In many ways, Utah (15-6, 6-3 Pac-12) has the appearance of an NCAA Tournament-caliber team. Sitting at third place in the Pac-12, the Utes are the third-best shooting team in the country (51.8 percent), 12th in rebounding margin (plus-8.1), and No. 39 in shooting defense (40.4 percent).

But many of the finer details need to be addressed: end-of-game execution, passing efficiently, identifying and staying on post threats. And of course, free-throw shooting.

Those details were less than clean in the two games at home last week. And with a road trip that will take the Utes to Cal and Stanford — where they were swept last year — the little things will be in a larger focus.

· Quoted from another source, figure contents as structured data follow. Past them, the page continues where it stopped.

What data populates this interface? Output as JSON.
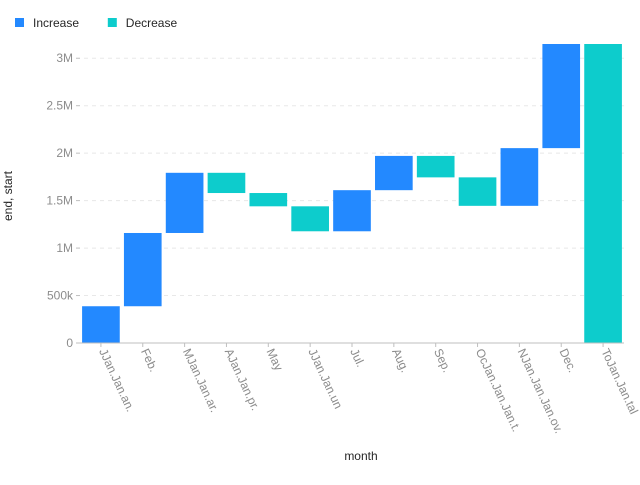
{
  "chart_data": {
    "type": "bar",
    "subtype": "waterfall",
    "xlabel": "month",
    "ylabel": "end, start",
    "ylim": [
      0,
      3150000
    ],
    "yticks": [
      {
        "value": 0,
        "label": "0"
      },
      {
        "value": 500000,
        "label": "500k"
      },
      {
        "value": 1000000,
        "label": "1M"
      },
      {
        "value": 1500000,
        "label": "1.5M"
      },
      {
        "value": 2000000,
        "label": "2M"
      },
      {
        "value": 2500000,
        "label": "2.5M"
      },
      {
        "value": 3000000,
        "label": "3M"
      }
    ],
    "grid": true,
    "legend_position": "top-left",
    "legend": [
      {
        "key": "increase",
        "label": "Increase",
        "color": "#2389ff"
      },
      {
        "key": "decrease",
        "label": "Decrease",
        "color": "#0dcccc"
      }
    ],
    "bars": [
      {
        "label": "JJan.Jan.an.",
        "start": 0,
        "end": 387264,
        "kind": "increase"
      },
      {
        "label": "Feb.",
        "start": 387264,
        "end": 1159000,
        "kind": "increase"
      },
      {
        "label": "MJan.Jan.ar.",
        "start": 1159000,
        "end": 1793000,
        "kind": "increase"
      },
      {
        "label": "AJan.Jan.pr.",
        "start": 1793000,
        "end": 1580000,
        "kind": "decrease"
      },
      {
        "label": "May",
        "start": 1580000,
        "end": 1440000,
        "kind": "decrease"
      },
      {
        "label": "JJan.Jan.un",
        "start": 1440000,
        "end": 1177000,
        "kind": "decrease"
      },
      {
        "label": "Jul.",
        "start": 1177000,
        "end": 1610000,
        "kind": "increase"
      },
      {
        "label": "Aug.",
        "start": 1610000,
        "end": 1971000,
        "kind": "increase"
      },
      {
        "label": "Sep.",
        "start": 1971000,
        "end": 1745000,
        "kind": "decrease"
      },
      {
        "label": "OcJan.Jan.Jan.t.",
        "start": 1745000,
        "end": 1445000,
        "kind": "decrease"
      },
      {
        "label": "NJan.Jan.Jan.ov.",
        "start": 1445000,
        "end": 2053000,
        "kind": "increase"
      },
      {
        "label": "Dec.",
        "start": 2053000,
        "end": 3150000,
        "kind": "increase"
      },
      {
        "label": "ToJan.Jan.tal",
        "start": 0,
        "end": 3150000,
        "kind": "decrease"
      }
    ]
  }
}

"You can only put so many things on a practice plan this time of year," Krystkowiak said of free-throw shooting. "You take your deficiencies and plug in time at practice, and if it is becoming a pattern then we are obviously going to have to practice more."

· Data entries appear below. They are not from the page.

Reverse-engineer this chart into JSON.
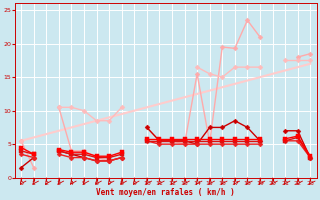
{
  "bg_color": "#cce8f0",
  "grid_color": "#ffffff",
  "xlabel": "Vent moyen/en rafales ( km/h )",
  "xlim": [
    -0.5,
    23.5
  ],
  "ylim": [
    0,
    26
  ],
  "yticks": [
    0,
    5,
    10,
    15,
    20,
    25
  ],
  "xticks": [
    0,
    1,
    2,
    3,
    4,
    5,
    6,
    7,
    8,
    9,
    10,
    11,
    12,
    13,
    14,
    15,
    16,
    17,
    18,
    19,
    20,
    21,
    22,
    23
  ],
  "series": [
    {
      "y": [
        5.5,
        1.5,
        null,
        10.5,
        4.0,
        4.0,
        3.0,
        2.5,
        3.0,
        null,
        7.5,
        5.5,
        5.5,
        5.0,
        15.5,
        5.2,
        19.5,
        19.3,
        23.5,
        21.0,
        null,
        null,
        18.0,
        18.5
      ],
      "color": "#ffaaaa",
      "lw": 1.0,
      "marker": "D",
      "ms": 2.5,
      "zorder": 3
    },
    {
      "y": [
        5.5,
        null,
        null,
        10.5,
        10.5,
        10.0,
        8.5,
        8.5,
        10.5,
        null,
        null,
        null,
        null,
        null,
        16.5,
        15.5,
        15.0,
        16.5,
        16.5,
        16.5,
        null,
        17.5,
        17.5,
        17.5
      ],
      "color": "#ffbbbb",
      "lw": 1.0,
      "marker": "D",
      "ms": 2.5,
      "zorder": 3
    },
    {
      "y": [
        5.5,
        6.0,
        6.5,
        7.0,
        7.5,
        8.0,
        8.5,
        9.0,
        9.5,
        10.0,
        10.5,
        11.0,
        11.5,
        12.0,
        12.5,
        13.0,
        13.5,
        14.0,
        14.5,
        15.0,
        15.5,
        16.0,
        16.5,
        17.0
      ],
      "color": "#ffcccc",
      "lw": 1.5,
      "marker": null,
      "ms": 0,
      "zorder": 2
    },
    {
      "y": [
        1.5,
        3.0,
        null,
        4.0,
        3.5,
        3.0,
        2.5,
        2.5,
        3.0,
        null,
        7.5,
        5.5,
        5.5,
        5.5,
        5.0,
        7.5,
        7.5,
        8.5,
        7.5,
        5.5,
        null,
        7.0,
        7.0,
        3.0
      ],
      "color": "#cc0000",
      "lw": 1.0,
      "marker": "D",
      "ms": 2.5,
      "zorder": 4
    },
    {
      "y": [
        3.5,
        3.0,
        null,
        3.5,
        3.0,
        3.0,
        2.5,
        2.5,
        3.0,
        null,
        5.5,
        5.0,
        5.0,
        5.0,
        5.0,
        5.0,
        5.0,
        5.0,
        5.0,
        5.0,
        null,
        5.5,
        5.5,
        3.0
      ],
      "color": "#ee2222",
      "lw": 1.0,
      "marker": "D",
      "ms": 2.5,
      "zorder": 4
    },
    {
      "y": [
        4.0,
        3.5,
        null,
        4.0,
        3.5,
        3.5,
        3.0,
        3.0,
        3.5,
        null,
        5.5,
        5.5,
        5.5,
        5.5,
        5.5,
        5.5,
        5.5,
        5.5,
        5.5,
        5.5,
        null,
        5.5,
        6.0,
        3.0
      ],
      "color": "#dd1111",
      "lw": 1.0,
      "marker": "s",
      "ms": 2.5,
      "zorder": 4
    },
    {
      "y": [
        4.5,
        3.5,
        null,
        4.2,
        3.8,
        3.8,
        3.2,
        3.2,
        3.8,
        null,
        5.8,
        5.8,
        5.8,
        5.8,
        5.8,
        5.8,
        5.8,
        5.8,
        5.8,
        5.8,
        null,
        5.8,
        6.2,
        3.2
      ],
      "color": "#ff0000",
      "lw": 1.0,
      "marker": "s",
      "ms": 2.5,
      "zorder": 4
    }
  ]
}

The Utes have hit 68.2 percent of free throws, ranking No. 216 in the country and ninth in the Pac-12. While many marks have improved during conference play, the free throws haven't: The Utes are only 60.7 percent from the line in conference games, 11th in the league.

Players and coaches said that free-throw shooting is generally better in practices than in games. Krystkowiak suggested he would get "creative" to address it more in practice.

But that's not the only thing Utah is working on: A close loss to Oregon showed that the Utes have to make strides late in games. Close home losses to UCLA and the Ducks this season are particularly painful for a team on the hunt for standout wins on its NCAA resume. In losing by six on Thursday, Utah missed its last four shots of the game.

Krystkowiak said he didn't have a problem with the opportunities his team got against Oregon: a missed lay-up, a fast break stalled by a charge, an open 3-pointer, a blocked putback. But given that Utah had made stops, he was disappointed that they couldn't make Oregon pay for its turnovers.

"It was just matter of us not executing when we needed to," he said. "We did a nice job of getting stops, I liked what we did on that end. But to get back, you have to score a couple times."

Other areas of concern from the week's games include the post defense against Oregon, which had an array of powerful dunks when Utah lost track of Jordan Bell and Chris Boucher. The Utes also had trouble closing gaps on Stephen Thompson (30 points) and JaQuori McLaughlin (22 points) that helped Oregon State get back in it Saturday. Utah's minus-1.1 turnover margin is in the bottom half of the league, with turnovers costing the Utes in the loss to the Ducks.

There's plenty left to work on. Utah will have to devote at least some of their energy to building up weaknesses that could cost them on the road— an already slim shot at an NCAA Tournament may hang in the balance.